Balayons devant notre propre porte. En Russie en 1917 : « … la classe ouvrière n’avait rien contre le partage des terres, du moins dans l’immédiat. Les paysans voulaient en finir avec une guerre où ils se faisaient massacrer par un régime qui ne daignait rien leur accorder. Chez eux les bolcheviques ne trouvaient guère d’écho. Mais comme ils formaient le seul parti qui n’était pas compromis avec le régime, ils pouvaient leur céder momentanément, Saint Pétersbourg valant bien une messe. C’est ce qu’ils firent en prenant les rênes du gouvernement et, plus tard après le chaos de la guerre civile. Ensuite les bolcheviques se retournèrent contre ceux qui leur avaient ouvert la route du pouvoir et contraignirent la paysannerie au collectivisme pour en faire la source et la victime de l’accumulation primitive socialiste ».

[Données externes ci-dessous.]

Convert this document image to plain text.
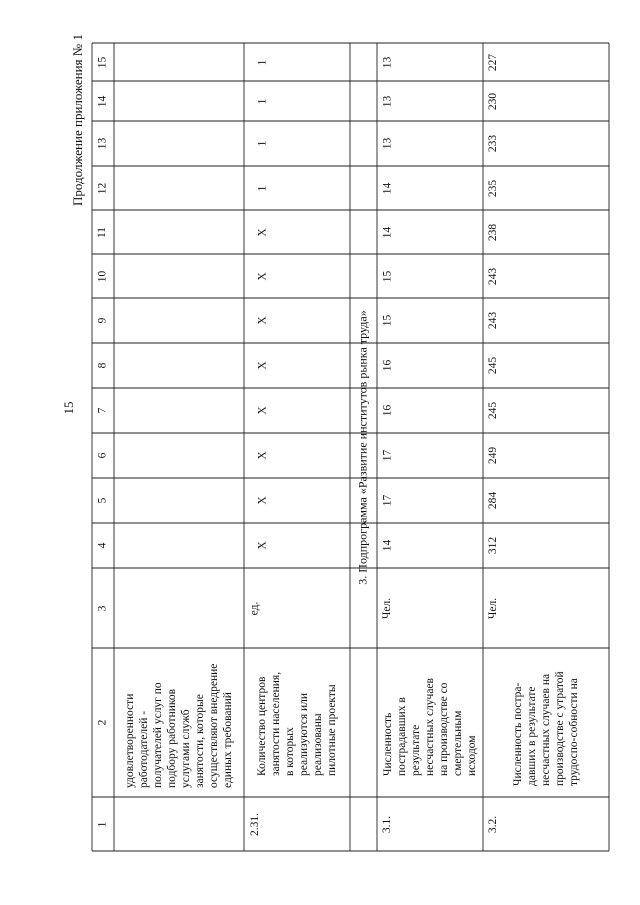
15
Продолжение приложения № 1
1
2
3
4
5
6
7
8
9
10
11
12
13
14
15
удовлетворенности работодателей - получателей услуг по подбору работников услугами служб занятости, которые осуществляют внедрение единых требований
2.31.
Количество центров занятости населения, в которых реализуются или реализованы пилотные проекты
ед.
X
X
X
X
X
X
X
X
1
1
1
1
3. Подпрограмма «Развитие институтов рынка труда»
3.1.
Численность пострадавших в результате несчастных случаев на производстве со смертельным исходом
Чел.
14
17
17
16
16
15
15
14
14
13
13
13
3.2.
Численность постра-давших в результате несчастных случаев на производстве с утратой трудоспо-собности на
Чел.
312
284
249
245
245
243
243
238
235
233
230
227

6. La petite bourgeoisie ne peut rien sans le prolétariat :

Ainsi l’histoire ancienne nous rend modeste. Contre les menteurs publicistes de la classe dominante qui exaltent des révoltes impuissantes, les « révolutions de jasmin » et autres « occupations des indignés » ne dérangent pas le système tant que la classe ouvrière ne se porte pas au combat politique, et pas simplement économique. Les mouvements de protestation contre les dictatures militaristes sanglantes ne peuvent pas adopter pour l’heure autre chose qu’une tactique pacifiste, comme d’ailleurs les manifestations contre la guerre en 1905 et 1917 en Russie, et elles font l’objet de toute notre admiration et compassion pour les jeunes vies détruites par les dictatures sanguinaires appuyées de toute manière par l’oligarchie occidentale. Il faudra que les jeunes petits bourgeois se résolvent à « tomber dans le prolétariat » et non pas à aspirer à de meilleures promotions dans la barbarie existante. Il faudra que cessent de se suicider ces membres des couches intermédiaires salariées. Le suicide représente justement l'absence de perspective et personnelle et politique de l'individu humilié, isolé. Il faudra que ces "cadres" (qui font partie du haut du panier mais de fait de plus en plus traités comme de vulgaires employés) acceptent de laisser la première place au prolétariat qui pour l’heure est encore bluffé par les « particularismes » et le faux problème religieux. Les campagnes antiracistes ou communautaristes sont donc directement responsables de l’absence de solidarité active des prolétaires européens envers leurs frères de classe martyrisés dans le croissant arabe.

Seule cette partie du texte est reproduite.